Qu’est-ce que l’asthme d’effort ?

Il arrive qu’une crise d’asthme soit déclenchée au cours d’un exercice physique, ou peu après : la respiration s’accélère et la des bronches se déshydrate pouvant conduire à une crise. C’est ce que l’on appelle un asthme d’effort. Il survient plus facilement en cas d’asthme sévère ou non contrôlé et peut être favorisé par :

  • un air froid et sec,
  • la pollution atmosphérique,
  • les pollens.

Les symptômes peuvent varier d’une personne à l’autre : une gêne respiratoire, une respiration sifflante, une sensation d’oppression sur la poitrine, une toux…Ils peuvent être soulagés en prenant le traitement de crise. Si vous pensez être sujet à l’asthme d’effort cela peut être confirmé par des tests. Parlez-en avec votre médecin traitant, qui pourra répondre à vos questions et établir un diagnostic.

Si vous souffrez d’asthme d’effort, Certaines précautions sont à prendre pour limiter le risque de crise en cas d’effort :

  • s’échauffer progressivement,
  • respirer par le nez, ce qui réchauffe et filtre l’air avant qu’il n’arrive jusqu’aux bronches,
  • porter un foulard devant la bouche en cas de grand froid,
  • arrêter progressivement l’effort.

Votre médecin vous conseillera si nécessaire de prendre une ou deux bouffées de votre traitement de crise 10 à 15 minutes avant l’effort.

Bien choisir son activité physique

La pratique d’une activité physique, d’autant plus avec un asthme, demande quelques dispositions simples à mettre en œuvre.

Avant de débuter toute activité, il est essentiel d’en parler avec votre médecin, qui vérifiera que votre asthme est bien contrôlé et pourra vous conseiller en cas de besoin.
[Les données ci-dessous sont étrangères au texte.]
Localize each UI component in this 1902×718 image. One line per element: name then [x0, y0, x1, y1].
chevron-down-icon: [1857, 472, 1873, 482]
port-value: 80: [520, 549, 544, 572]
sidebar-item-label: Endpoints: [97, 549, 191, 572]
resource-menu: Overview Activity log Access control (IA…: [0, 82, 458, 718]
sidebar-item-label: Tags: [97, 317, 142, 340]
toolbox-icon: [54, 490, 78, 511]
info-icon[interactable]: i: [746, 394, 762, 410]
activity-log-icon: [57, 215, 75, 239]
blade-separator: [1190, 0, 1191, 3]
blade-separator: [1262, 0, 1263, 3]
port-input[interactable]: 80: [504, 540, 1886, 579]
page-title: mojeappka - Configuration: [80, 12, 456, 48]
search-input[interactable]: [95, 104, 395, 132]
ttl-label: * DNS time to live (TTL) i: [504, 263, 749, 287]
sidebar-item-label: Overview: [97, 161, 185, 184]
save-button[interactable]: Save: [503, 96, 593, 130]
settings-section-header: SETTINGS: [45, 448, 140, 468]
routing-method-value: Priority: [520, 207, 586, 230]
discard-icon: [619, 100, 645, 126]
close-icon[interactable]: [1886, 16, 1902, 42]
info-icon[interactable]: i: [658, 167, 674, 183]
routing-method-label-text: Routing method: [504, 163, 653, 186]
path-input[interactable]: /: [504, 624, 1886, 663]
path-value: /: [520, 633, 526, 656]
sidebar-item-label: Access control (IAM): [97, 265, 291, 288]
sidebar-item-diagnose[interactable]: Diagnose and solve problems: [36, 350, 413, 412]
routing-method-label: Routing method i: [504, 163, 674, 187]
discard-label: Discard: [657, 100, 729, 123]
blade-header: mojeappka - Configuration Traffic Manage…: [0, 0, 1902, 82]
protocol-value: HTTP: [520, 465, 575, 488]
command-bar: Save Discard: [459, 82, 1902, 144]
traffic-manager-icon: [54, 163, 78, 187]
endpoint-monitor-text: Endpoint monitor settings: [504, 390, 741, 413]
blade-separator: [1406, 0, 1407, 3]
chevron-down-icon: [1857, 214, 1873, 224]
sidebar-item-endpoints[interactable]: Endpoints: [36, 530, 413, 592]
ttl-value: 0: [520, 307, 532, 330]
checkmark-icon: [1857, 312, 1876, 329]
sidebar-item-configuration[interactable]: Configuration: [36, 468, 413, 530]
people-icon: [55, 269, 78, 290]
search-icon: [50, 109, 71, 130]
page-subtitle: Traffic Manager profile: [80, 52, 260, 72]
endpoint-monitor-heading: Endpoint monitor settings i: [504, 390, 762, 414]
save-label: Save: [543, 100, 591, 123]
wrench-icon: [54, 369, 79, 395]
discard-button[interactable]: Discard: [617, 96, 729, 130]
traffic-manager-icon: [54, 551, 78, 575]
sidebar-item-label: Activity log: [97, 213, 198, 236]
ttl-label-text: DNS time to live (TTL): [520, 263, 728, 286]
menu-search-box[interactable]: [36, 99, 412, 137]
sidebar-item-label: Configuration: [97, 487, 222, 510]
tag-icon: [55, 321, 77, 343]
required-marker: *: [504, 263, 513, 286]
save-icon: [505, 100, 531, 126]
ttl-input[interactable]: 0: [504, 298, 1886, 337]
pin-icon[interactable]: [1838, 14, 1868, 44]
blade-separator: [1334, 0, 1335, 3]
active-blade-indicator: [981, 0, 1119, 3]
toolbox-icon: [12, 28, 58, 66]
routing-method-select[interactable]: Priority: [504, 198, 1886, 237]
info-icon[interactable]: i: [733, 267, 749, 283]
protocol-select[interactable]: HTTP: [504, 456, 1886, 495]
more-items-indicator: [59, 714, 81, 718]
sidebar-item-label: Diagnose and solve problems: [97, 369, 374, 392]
Il tiendra compte  de votre environnement, de vos facteurs de risque (tabac, surpoids,...) et de vos maladies associées  (cardiaques notamment)
Ensuite, il est important de s’orienter vers une activité qui vous plaise. Les possibilités sont nombreuses, pour tous les budgets et tous les emplois du temps : la marche, la course à pied, le vélo, la natation, ou bien le volley-ball, le handball, le rugby si vous préférez les sports collectifs.

Les contre-indications et limitations à l’activité physique pour les patients asthmatiques  recommandation HAS juillet 2022)

Les contre-indications temporaires Les limitations La plongée sous-marine
en scaphandre autonome (en bouteille)
  • Asthme non contrôlé
  • Comorbidités, notamment cardio-vasculaires, non stabilisées
  • Allergie, selon l’activité choisie (équitation, course en pleine nature en saison pollinique, etc.)
  • Natation dans les piscines chlorées qui peut déclencher une bronchoconstriction induite par l’exercice (BIE)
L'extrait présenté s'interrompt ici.